“East of Eden” and the Harbaugh Bowl

Rubens, "Cain Slaying Abel" (1608)

Rubens, “Cain Slaying Abel” (1608)

Sports Saturday

The unprecedented event of having two brothers coach against each other in the Super Bowl had me searching for books about sibling rivalry. John Steinbeck’s Nobel Prize-winning East of Eden came to mind.

There are actually two sets of brothers in the novel, not to mention a discussion of the Cain and Abel story. I’ll just apply the first one to John and Jim Harbaugh.

Adam Trask is the older brother and like the older Harbaugh brother John, coach of the Baltimore Ravens, seems to be quieter and more stable. His younger half brother Charles, by contrast, is prone to going ballistic, which is also true of the young Harbaugh brother. The sight of Jim losing it on the San Francisco sidelines has become fairly common. Most memorably we saw him berating officials after they failed to call an interference penalty on a fourth-and-goal pass in the final minute of the game, allowing the Ravens to hold on to their lead.

Where the game departed from the book is that the elder brother, not the younger one, won the Super Bowl, but the game had all the ferocity of their fights. One further senses that, even though he won, John Harbaugh is more like Adam Trask. Immediately after the game he sounded genuinely conflicted about beating his brother:

I am totally devastated for my brother. It’s strange — I don’t really feel emotion right now. No tears. I never thought you could feel 100 percent elation and 100 percent devastation at the same time. But I learned tonight you can.

The description of the two brothers in the novel doesn’t entirely match the Harbaugh brothers since, needless to say, they are both fiercely competitive. But one senses, by watching them, that the contrast is similar:

Young Adam was always an obedient child. Something in him shrank from violence, from contention, from the silent shrieking tensions that can rip at a house. He contributed to the quiet he wished for by offering no violence, no contention, and to do this he had to retire into secretness, since there is some violence in everyone. He covered his life with a veil of vagueness, while behind his quiet eyes a rich full life went on. This did not protect him from assault but it allowed him an immunity.

His half-brother Charles, only a little over a year younger, grew up with his father’s assertiveness. Charles was a natural athlete, with instinctive timing and coordination and the competitor’s will to win over others, which makes for success in the world.

Like Charles, Jim Harbaugh had early success, playing football, whereas John had to work himself up the coaching ranks. And like Charles, who has no remorse about beating up Adam, one senses that Jim Harbaugh would have had fewer mixed feelings than John about emerging victorious.

One other thing. In the novel there is an extended disquisition on the Cain and Abel story by Adam’s Chinese-American servant.
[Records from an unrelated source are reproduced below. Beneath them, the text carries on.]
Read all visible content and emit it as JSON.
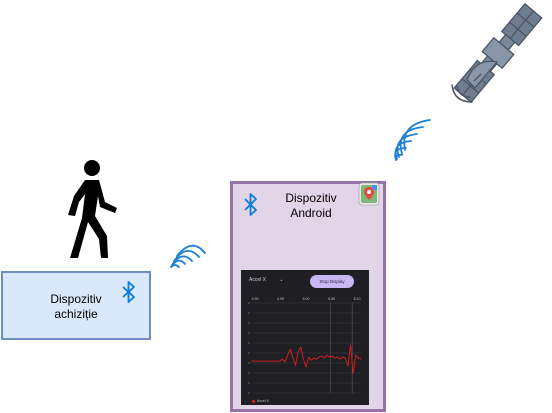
{
  "nodes": {
    "acquisition": {
      "line1": "Dispozitiv",
      "line2": "achiziție"
    },
    "android": {
      "line1": "Dispozitiv",
      "line2": "Android"
    }
  },
  "phone": {
    "selector_label": "Accel X",
    "selector_caret": "⌄",
    "button_label": "Stop Display",
    "axis_ticks": [
      "4.90",
      "4.95",
      "5.00",
      "5.05",
      "5.10"
    ],
    "legend": "Accel X"
  },
  "icons": [
    "walking-person-icon",
    "bluetooth-icon",
    "wireless-signal-icon",
    "satellite-icon",
    "maps-app-icon"
  ],
  "colors": {
    "acq_fill": "#dae8fc",
    "acq_stroke": "#6c8ebf",
    "android_fill": "#e1d5e7",
    "android_stroke": "#9673a6",
    "signal": "#1e7fd8",
    "bluetooth": "#0a7be0",
    "trace": "#e01e1e"
  },
  "chart_data": {
    "type": "line",
    "series": [
      {
        "name": "Accel X",
        "values": [
          0,
          0,
          0,
          0,
          0,
          0,
          0,
          0,
          0,
          0,
          0,
          0,
          0.2,
          -0.1,
          0.6,
          1.2,
          0.3,
          -0.4,
          0.9,
          1.4,
          0.2,
          -0.6,
          0.4,
          0.1,
          0.3,
          0.2,
          0.4,
          0.5,
          0.3,
          0.6,
          0.4,
          0.5,
          0.3,
          0.4,
          0.2,
          0.4,
          0.3,
          -0.5,
          1.6,
          -1.2,
          0.6,
          0.3,
          0.2
        ]
      }
    ],
    "x_tick_labels": [
      "4.90",
      "4.95",
      "5.00",
      "5.05",
      "5.10"
    ]
  }
}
One wonders if any of the fiery competitiveness of either of the Harbaugh brothers can be tracked back to the underlying motivation that Lee identifies, which is a fear of parental rejection:

The greatest terror a child can have is that he is not loved, and rejection is the hell he fears. I think everyone in the world to a large or small extent has felt rejection. And with rejection comes anger, and with anger some kind of crime in revenge for the rejection, and with the crime guilt—and there is the story of mankind. I think that if rejection could be amputated the human would not be what he is. Maybe there would be fewer crazy people. I am sure in myself there would not be many jails. It is all there—the start, the beginning. One child, refused the love he craves, kicks the cat and hides his secret guilt; and another steals so that money will make him loved; and a third conquers the world—and always the guilt and revenge and more guilt.

Those with more acquaintance of the Harbaughs’ psychological history can say whether any of their fierce desire to win stems from a desperate desire for parental approval. The theory certainly would account for those sideline meltdowns.